Guterres called for an immediate end to hostilities, said the spokesman.

Dujarric was asked at a regular briefing about a direct confrontation in northwest Syria between the forces in which eight Turkish soldiers were reportedly killed and an unspecified number of Syrian troops wounded.

"We're very much alarmed by the reports that we saw of clashes between Syrian government troops and Turkish forces in northwest Syria," Dujarric said. "This escalation underscores once again the threat to regional and international peace and security caused by the ongoing conflict in Syria."

"We also remain deeply concerned by the continuing reports of civilian casualties and the large-scale displacement of civilians, resulting from the current Syrian government offensive inside the Idlib de-escalation zone," the spokesman added. "The secretary-general affirms yet again that no attacks on civilians or civilian infrastructure should take place."

As to what the world organization is doing over clashes between the two neighbors, he said diplomatic contacts are being held at various levels to pass on the message publicly and privately for the need to de-escalate.

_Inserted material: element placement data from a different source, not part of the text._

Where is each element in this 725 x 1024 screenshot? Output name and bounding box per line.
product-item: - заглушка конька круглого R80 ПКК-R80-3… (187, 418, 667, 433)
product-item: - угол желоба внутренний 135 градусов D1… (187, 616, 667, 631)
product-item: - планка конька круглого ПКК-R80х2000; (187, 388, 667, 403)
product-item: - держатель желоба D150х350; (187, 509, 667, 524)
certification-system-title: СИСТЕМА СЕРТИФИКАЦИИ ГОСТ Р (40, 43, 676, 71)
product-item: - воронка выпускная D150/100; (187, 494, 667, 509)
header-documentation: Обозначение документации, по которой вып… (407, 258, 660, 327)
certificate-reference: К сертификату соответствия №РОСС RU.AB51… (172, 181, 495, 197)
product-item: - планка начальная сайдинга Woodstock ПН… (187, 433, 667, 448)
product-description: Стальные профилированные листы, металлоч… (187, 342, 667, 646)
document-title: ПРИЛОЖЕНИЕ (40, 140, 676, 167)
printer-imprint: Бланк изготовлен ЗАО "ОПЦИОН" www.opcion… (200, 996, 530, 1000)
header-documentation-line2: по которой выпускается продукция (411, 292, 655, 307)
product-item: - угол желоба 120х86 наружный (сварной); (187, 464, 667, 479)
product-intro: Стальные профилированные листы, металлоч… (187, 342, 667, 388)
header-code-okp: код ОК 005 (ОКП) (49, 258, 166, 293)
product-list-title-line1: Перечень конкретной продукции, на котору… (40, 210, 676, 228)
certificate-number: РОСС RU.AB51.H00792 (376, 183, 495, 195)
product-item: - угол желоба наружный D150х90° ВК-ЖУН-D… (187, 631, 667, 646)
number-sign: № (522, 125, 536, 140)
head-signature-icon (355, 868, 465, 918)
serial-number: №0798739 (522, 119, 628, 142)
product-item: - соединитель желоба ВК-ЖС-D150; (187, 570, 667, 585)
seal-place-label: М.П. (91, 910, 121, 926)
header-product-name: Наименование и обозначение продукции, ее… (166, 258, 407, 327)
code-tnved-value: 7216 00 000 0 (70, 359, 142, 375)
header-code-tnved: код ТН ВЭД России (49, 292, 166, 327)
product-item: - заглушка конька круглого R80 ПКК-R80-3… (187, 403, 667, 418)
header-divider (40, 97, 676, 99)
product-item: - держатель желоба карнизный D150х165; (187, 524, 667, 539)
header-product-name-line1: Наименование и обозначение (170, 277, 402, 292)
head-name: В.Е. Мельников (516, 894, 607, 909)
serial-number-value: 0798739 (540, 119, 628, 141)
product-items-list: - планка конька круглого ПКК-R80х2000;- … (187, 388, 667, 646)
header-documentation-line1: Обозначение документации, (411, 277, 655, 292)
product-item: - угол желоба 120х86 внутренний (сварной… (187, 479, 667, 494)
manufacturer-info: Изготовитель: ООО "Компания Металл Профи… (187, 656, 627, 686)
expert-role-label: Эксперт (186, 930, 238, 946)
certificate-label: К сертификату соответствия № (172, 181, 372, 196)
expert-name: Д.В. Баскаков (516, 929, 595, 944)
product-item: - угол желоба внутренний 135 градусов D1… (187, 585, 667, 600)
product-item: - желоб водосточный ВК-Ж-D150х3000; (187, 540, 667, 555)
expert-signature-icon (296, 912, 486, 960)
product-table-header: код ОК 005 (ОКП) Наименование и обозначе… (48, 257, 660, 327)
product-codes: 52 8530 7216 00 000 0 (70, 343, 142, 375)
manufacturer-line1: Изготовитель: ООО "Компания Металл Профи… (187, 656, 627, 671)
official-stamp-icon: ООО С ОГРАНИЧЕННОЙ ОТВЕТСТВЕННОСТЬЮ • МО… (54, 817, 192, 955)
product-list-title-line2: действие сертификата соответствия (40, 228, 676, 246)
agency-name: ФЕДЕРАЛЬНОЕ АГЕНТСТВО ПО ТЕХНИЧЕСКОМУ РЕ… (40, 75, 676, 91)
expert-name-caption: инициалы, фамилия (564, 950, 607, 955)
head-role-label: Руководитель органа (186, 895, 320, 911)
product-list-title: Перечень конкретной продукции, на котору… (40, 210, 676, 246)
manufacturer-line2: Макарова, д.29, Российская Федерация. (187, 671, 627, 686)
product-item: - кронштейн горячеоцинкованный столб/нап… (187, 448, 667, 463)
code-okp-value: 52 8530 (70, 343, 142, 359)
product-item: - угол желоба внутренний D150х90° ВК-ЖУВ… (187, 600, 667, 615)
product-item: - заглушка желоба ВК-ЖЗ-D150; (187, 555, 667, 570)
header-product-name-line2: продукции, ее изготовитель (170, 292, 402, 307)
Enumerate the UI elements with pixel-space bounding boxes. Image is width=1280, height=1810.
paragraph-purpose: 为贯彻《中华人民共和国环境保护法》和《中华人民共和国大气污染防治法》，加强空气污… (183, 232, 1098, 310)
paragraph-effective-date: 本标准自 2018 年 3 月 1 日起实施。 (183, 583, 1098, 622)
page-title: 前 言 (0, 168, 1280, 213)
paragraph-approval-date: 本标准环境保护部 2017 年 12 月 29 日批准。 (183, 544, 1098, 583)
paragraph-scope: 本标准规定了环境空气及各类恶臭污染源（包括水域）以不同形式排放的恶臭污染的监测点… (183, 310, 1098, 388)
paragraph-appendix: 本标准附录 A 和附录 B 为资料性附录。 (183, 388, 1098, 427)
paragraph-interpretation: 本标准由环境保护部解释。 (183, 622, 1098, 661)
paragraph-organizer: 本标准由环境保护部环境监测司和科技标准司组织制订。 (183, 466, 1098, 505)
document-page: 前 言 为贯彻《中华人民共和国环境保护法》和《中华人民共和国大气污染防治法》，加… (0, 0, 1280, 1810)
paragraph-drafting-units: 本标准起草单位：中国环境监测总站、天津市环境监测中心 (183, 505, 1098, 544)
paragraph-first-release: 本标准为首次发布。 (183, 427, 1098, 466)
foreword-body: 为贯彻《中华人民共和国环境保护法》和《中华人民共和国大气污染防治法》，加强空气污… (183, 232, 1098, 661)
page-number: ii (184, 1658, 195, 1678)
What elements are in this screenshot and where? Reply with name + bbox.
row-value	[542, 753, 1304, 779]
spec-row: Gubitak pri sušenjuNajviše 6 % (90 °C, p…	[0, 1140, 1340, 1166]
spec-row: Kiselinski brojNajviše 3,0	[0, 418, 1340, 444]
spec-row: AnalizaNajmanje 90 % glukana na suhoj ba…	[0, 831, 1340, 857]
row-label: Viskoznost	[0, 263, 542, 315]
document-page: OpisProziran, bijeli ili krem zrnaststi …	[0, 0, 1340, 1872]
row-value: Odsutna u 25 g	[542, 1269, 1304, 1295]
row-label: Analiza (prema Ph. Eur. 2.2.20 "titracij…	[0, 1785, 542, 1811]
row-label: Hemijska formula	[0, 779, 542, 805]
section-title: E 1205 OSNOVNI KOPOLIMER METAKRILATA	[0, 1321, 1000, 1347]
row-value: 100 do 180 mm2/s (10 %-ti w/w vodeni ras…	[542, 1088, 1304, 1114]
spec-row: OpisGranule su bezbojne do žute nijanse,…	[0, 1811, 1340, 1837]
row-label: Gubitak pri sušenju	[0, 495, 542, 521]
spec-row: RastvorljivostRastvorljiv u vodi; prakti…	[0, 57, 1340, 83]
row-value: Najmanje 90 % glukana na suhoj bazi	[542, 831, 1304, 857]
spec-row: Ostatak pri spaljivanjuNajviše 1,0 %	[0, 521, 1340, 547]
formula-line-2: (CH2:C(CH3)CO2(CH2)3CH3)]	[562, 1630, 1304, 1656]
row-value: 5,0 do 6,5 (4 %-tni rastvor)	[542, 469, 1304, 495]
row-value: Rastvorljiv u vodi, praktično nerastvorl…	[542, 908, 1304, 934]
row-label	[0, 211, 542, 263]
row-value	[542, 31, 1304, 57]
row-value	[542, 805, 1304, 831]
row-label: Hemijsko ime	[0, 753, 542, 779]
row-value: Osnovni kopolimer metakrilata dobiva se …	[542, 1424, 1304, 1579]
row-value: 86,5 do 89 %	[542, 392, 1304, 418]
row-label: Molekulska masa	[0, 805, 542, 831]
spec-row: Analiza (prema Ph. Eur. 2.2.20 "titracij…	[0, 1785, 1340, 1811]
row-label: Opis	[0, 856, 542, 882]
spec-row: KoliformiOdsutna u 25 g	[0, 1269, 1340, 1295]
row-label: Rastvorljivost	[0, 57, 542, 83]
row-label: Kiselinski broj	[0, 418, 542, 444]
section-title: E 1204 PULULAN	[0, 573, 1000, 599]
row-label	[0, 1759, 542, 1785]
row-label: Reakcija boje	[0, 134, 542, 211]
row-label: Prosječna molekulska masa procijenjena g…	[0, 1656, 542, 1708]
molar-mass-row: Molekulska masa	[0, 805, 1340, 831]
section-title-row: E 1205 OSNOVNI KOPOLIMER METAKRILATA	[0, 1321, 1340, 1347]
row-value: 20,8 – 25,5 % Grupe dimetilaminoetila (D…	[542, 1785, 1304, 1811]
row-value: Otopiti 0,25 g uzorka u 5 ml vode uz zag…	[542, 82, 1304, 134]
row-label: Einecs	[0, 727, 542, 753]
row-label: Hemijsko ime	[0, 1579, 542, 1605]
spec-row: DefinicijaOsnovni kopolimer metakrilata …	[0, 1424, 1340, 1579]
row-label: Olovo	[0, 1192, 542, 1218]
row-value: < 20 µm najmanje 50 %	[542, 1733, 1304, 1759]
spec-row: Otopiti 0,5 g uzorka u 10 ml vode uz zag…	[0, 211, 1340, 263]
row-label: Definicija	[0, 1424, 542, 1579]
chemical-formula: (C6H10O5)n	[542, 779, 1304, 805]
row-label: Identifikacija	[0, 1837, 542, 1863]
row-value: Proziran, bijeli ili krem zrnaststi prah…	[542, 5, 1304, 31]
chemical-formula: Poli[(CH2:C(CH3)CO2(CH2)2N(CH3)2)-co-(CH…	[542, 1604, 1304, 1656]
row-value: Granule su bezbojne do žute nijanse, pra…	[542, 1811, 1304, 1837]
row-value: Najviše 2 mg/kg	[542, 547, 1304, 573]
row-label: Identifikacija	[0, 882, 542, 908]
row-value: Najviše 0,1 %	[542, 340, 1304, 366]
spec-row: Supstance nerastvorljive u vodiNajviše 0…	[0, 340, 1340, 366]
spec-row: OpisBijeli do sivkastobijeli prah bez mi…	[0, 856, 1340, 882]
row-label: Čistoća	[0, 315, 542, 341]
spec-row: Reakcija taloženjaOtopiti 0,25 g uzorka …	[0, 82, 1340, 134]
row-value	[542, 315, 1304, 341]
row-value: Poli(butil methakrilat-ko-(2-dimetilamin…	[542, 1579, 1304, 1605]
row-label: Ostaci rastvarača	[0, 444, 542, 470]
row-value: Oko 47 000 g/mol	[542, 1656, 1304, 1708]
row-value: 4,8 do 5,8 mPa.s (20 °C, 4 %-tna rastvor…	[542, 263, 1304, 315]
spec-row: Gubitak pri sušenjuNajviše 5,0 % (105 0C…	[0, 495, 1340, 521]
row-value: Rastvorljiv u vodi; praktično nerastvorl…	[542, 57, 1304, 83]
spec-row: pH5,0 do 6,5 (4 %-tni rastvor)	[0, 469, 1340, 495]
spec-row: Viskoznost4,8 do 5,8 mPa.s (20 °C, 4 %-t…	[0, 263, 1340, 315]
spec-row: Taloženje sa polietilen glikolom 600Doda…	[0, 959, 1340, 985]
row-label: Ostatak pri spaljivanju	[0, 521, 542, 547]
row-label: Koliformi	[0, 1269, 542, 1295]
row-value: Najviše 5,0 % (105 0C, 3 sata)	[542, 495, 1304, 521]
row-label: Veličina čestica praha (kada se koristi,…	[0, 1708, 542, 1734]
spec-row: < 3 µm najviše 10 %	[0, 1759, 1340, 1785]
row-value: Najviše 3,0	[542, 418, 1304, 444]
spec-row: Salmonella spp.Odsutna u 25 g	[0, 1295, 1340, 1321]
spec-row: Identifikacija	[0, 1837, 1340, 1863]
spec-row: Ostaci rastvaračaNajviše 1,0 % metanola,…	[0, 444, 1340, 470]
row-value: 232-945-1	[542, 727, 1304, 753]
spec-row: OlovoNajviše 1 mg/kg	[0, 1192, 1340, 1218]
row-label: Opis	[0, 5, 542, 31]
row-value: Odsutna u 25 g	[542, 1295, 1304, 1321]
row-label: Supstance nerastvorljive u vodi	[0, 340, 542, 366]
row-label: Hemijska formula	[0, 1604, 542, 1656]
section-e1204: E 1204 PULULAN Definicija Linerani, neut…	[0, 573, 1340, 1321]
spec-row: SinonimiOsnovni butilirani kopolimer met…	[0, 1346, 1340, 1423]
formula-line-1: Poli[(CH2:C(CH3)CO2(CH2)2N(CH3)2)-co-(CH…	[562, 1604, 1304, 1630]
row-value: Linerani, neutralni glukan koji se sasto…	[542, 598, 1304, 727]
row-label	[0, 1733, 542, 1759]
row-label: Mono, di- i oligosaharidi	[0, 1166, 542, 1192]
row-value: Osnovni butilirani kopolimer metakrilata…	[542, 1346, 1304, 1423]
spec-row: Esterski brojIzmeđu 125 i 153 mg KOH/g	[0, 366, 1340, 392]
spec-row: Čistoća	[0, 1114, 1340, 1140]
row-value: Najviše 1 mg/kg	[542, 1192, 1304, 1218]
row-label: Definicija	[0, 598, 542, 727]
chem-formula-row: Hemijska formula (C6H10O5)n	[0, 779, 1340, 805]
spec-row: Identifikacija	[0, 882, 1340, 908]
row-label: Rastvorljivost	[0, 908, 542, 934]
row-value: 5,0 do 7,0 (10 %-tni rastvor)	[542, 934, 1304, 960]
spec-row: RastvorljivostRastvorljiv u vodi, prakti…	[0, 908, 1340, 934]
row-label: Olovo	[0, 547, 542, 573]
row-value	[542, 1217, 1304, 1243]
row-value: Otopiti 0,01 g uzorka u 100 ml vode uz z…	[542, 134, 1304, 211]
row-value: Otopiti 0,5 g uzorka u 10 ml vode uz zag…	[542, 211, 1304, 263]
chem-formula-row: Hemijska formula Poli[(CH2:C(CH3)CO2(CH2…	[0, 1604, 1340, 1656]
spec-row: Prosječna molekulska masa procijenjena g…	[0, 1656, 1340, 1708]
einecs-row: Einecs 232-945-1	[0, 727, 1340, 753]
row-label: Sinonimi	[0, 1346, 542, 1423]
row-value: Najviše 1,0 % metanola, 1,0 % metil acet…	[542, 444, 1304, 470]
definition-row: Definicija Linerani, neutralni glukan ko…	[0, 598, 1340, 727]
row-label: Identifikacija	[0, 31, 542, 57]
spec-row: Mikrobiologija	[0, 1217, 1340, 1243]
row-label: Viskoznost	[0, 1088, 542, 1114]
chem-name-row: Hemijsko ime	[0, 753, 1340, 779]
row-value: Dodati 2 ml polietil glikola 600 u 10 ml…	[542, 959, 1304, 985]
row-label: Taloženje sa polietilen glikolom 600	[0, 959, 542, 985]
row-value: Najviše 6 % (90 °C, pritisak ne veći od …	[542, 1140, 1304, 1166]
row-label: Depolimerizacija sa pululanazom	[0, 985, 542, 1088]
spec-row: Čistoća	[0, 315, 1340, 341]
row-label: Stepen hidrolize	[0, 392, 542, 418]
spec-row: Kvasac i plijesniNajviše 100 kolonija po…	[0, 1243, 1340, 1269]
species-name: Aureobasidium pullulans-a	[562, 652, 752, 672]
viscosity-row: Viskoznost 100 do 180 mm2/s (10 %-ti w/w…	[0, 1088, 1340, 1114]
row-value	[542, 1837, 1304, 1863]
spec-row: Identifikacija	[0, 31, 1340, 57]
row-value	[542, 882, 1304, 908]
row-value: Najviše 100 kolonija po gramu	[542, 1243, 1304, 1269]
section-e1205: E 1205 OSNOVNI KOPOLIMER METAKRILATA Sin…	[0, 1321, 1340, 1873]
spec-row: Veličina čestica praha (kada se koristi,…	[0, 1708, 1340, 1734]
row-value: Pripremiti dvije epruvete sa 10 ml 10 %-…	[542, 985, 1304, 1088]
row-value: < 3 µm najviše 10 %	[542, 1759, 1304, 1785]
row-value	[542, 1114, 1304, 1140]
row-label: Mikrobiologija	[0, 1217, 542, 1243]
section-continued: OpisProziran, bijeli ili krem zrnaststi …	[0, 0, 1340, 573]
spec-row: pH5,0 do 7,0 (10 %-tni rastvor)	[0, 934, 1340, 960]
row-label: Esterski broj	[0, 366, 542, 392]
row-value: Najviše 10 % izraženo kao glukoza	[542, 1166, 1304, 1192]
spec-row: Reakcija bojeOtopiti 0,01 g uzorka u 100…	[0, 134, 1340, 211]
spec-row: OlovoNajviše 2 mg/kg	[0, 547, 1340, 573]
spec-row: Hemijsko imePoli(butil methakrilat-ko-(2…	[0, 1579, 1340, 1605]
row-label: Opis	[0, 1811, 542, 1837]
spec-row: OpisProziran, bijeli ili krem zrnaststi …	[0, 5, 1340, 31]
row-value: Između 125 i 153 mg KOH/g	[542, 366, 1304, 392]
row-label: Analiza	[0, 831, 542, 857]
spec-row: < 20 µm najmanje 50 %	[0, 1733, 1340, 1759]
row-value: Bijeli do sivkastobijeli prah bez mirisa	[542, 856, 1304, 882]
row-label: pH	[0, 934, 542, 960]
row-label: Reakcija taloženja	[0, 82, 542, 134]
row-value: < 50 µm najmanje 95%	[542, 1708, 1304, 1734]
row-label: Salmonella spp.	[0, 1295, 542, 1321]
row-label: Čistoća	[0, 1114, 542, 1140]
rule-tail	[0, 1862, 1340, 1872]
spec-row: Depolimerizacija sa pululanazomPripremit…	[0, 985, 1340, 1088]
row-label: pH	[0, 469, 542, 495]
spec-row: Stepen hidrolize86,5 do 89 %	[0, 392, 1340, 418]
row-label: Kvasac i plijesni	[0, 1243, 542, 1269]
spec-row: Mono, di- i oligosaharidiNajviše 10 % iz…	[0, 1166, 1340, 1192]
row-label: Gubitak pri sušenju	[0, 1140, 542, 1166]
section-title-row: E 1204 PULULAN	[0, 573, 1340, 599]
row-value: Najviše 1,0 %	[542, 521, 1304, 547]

Dujarric said the UN is alarmed about the safety of more than 3 million civilians in Idlib and the surrounding areas, over half of whom are internally displaced, following reports of airstrikes and shelling.

Between Jan. 31 and Feb. 2, there were at least 25 communities reportedly affected by artillery shelling, while 47 communities were reportedly impacted by airstrikes, he said.

To add to that, the spokesman said there were more than 500,000 people displaced due to the hostilities since December 2019. Around 80 percent of them are women and children.

He also recalled the World Health Organization's reports that at least 53 health facilities suspended services last month due to insecurity and threats of attacks, or as areas were deserted by civilians fleeing violence.

Dujarric said that over the weekend the secretary-general reminded that military operations of all parties, including actions against and by designated terrorist groups, must respect the rules and obligations of international humanitarian law, which includes the protection of civilians and civilian infrastructure.

The secretary-general reiterated that there is no military solution to the Syrian conflict and that the only path to stability is a credible and inclusive UN-facilitated political solution as laid out in the Security Council.